Last year there was another unique case, related to the work of press-services, and it was widely discussed, i.e. an incident with the head of the Press-service of the NKR Foreign Ministry, who in an interview with a Yerevan-based newspaper could not contain himself and used unacceptable language. The news about it was spread quickly in papers and caused a wave of criticism.

Our next “stop” is the mass media themselves, most precisely, their managers, trying their best in the efforts to hamper the work of their own reporters: as a result, it is almost impossible to find materials to describe the real life in Artsakh or cover the problems concerning the people, living there, on the air or on the pages of newspapers. We can recall  that once last year an Artsakh public radio reporter  found herself under a tough pressing and was even punished by the Chairman of the Public TV   Council just for a  harmless question, whether the First Lady would vote or not.

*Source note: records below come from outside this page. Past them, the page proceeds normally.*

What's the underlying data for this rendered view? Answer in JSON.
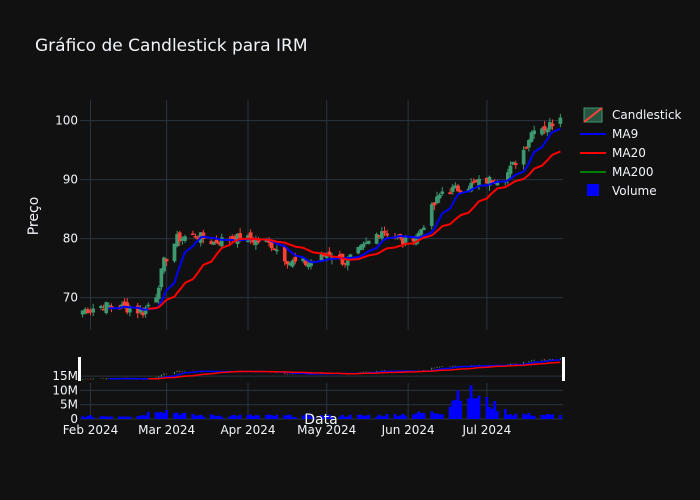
{
  "chart_data": {
    "type": "candlestick",
    "title": "Gráfico de Candlestick para IRM",
    "ylabel": "Preço",
    "xlabel": "Data",
    "ylim": [
      64.5,
      103.5
    ],
    "yticks": [
      70,
      80,
      90,
      100
    ],
    "volume_ticks": [
      {
        "value": 0,
        "label": "0"
      },
      {
        "value": 5000000,
        "label": "5M"
      },
      {
        "value": 10000000,
        "label": "10M"
      },
      {
        "value": 15000000,
        "label": "15M"
      }
    ],
    "xlim": [
      "2024-01-28",
      "2024-07-30"
    ],
    "xticks": [
      {
        "date": "2024-02-01",
        "label": "Feb 2024"
      },
      {
        "date": "2024-03-01",
        "label": "Mar 2024"
      },
      {
        "date": "2024-04-01",
        "label": "Apr 2024"
      },
      {
        "date": "2024-05-01",
        "label": "May 2024"
      },
      {
        "date": "2024-06-01",
        "label": "Jun 2024"
      },
      {
        "date": "2024-07-01",
        "label": "Jul 2024"
      }
    ],
    "grid": true,
    "legend_position": "right",
    "colors": {
      "increasing": "#3d9970",
      "decreasing": "#ff4136",
      "ma9": "#0000ff",
      "ma20": "#ff0000",
      "ma200": "#008000",
      "volume": "#0000ff"
    },
    "series": [
      {
        "name": "Candlestick",
        "kind": "candlestick"
      },
      {
        "name": "MA9",
        "kind": "line"
      },
      {
        "name": "MA20",
        "kind": "line"
      },
      {
        "name": "MA200",
        "kind": "line"
      },
      {
        "name": "Volume",
        "kind": "bar"
      }
    ],
    "price_anchors": [
      [
        "2024-01-29",
        67.8
      ],
      [
        "2024-02-06",
        68.6
      ],
      [
        "2024-02-14",
        68.3
      ],
      [
        "2024-02-21",
        67.6
      ],
      [
        "2024-02-26",
        70.5
      ],
      [
        "2024-02-29",
        76.0
      ],
      [
        "2024-03-05",
        80.0
      ],
      [
        "2024-03-12",
        80.6
      ],
      [
        "2024-03-19",
        79.4
      ],
      [
        "2024-03-26",
        80.2
      ],
      [
        "2024-04-03",
        79.8
      ],
      [
        "2024-04-10",
        79.0
      ],
      [
        "2024-04-17",
        76.0
      ],
      [
        "2024-04-24",
        75.8
      ],
      [
        "2024-05-02",
        77.5
      ],
      [
        "2024-05-08",
        76.0
      ],
      [
        "2024-05-15",
        78.5
      ],
      [
        "2024-05-22",
        81.5
      ],
      [
        "2024-05-30",
        79.5
      ],
      [
        "2024-06-05",
        80.8
      ],
      [
        "2024-06-10",
        85.0
      ],
      [
        "2024-06-14",
        88.0
      ],
      [
        "2024-06-21",
        88.5
      ],
      [
        "2024-06-28",
        89.5
      ],
      [
        "2024-07-08",
        90.5
      ],
      [
        "2024-07-15",
        95.0
      ],
      [
        "2024-07-19",
        99.0
      ],
      [
        "2024-07-24",
        98.8
      ],
      [
        "2024-07-29",
        101.0
      ]
    ],
    "volume_anchors": [
      [
        "2024-01-29",
        900000
      ],
      [
        "2024-02-20",
        1200000
      ],
      [
        "2024-02-27",
        3500000
      ],
      [
        "2024-03-10",
        1300000
      ],
      [
        "2024-04-20",
        1100000
      ],
      [
        "2024-05-20",
        1200000
      ],
      [
        "2024-06-14",
        2400000
      ],
      [
        "2024-06-21",
        10500000
      ],
      [
        "2024-07-10",
        1800000
      ],
      [
        "2024-07-29",
        1200000
      ]
    ]
  }
}
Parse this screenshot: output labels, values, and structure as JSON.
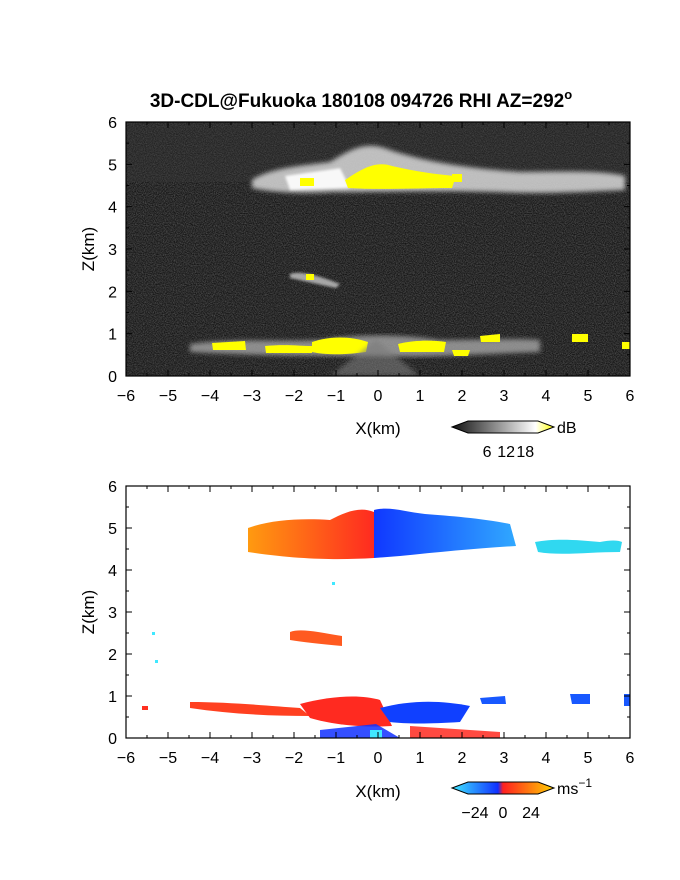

By the way, it is not the first such experience that the mentioned reporter has got: according to her, the Council once discussed the question of her dismissal for a report about the Police, which was not written in a “positive” manner.

Unfortunately, it is just the managers of mass media who quite often discredit the information field: be it out of fear, the intention to please the authorities and not to lose their profitable jobs. All this leads to the degradation of mass media; many of them already resemble the Soviet media, most of journalists display conformism and some, getting tired of struggle, are not active as they have been before. So against such a backdrop, those journalists who publish materials about the life and problems of people, criticizing the authorities and presenting people’s dissatisfaction, are treated as opposition. And this is the best option, because they are mostly called spies or traitors.

The above is what has been spoken about publicly, but journalists can recall many incidents of that kind. Nearly two dozen journalists mentioned many of such cases during their meeting with the NKR President. They informed him about the problems and obstacles in their work. The President promised that problems would be gradually settled, but nothing has been changed so far. Even those problems that required neither special efforts, nor time, just goodwill, have not been resolved. So the lack of any improvement and the worsening trend mean that there is no desire to do so, and that the issues raised during the meeting have not been properly addressed. As a result, more or less professional journalists from the mass media, financed from the state budget, simply do nothing, at the same time continuing to work. However, some new people come up to take their place, but the best example of their work is the present day Artsakh TV.

Anуway, the year was not only marked with lessons. There were positive moments as well: for example, journalists were not beaten last year, they were not thrown to jail, i.e. there was no direct physical pressure. In addition, we have a new newspaper.  And another good event: Hrant Aleksanyan’s book “Information from the non-recognized country” was published.

These are the lessons that, as it seems to me, might have some importance to avoid mistakes in the future, to change the situation in the information field and ensure the progress surely required for the development of democracy in the country, the need of which is so much spoken about.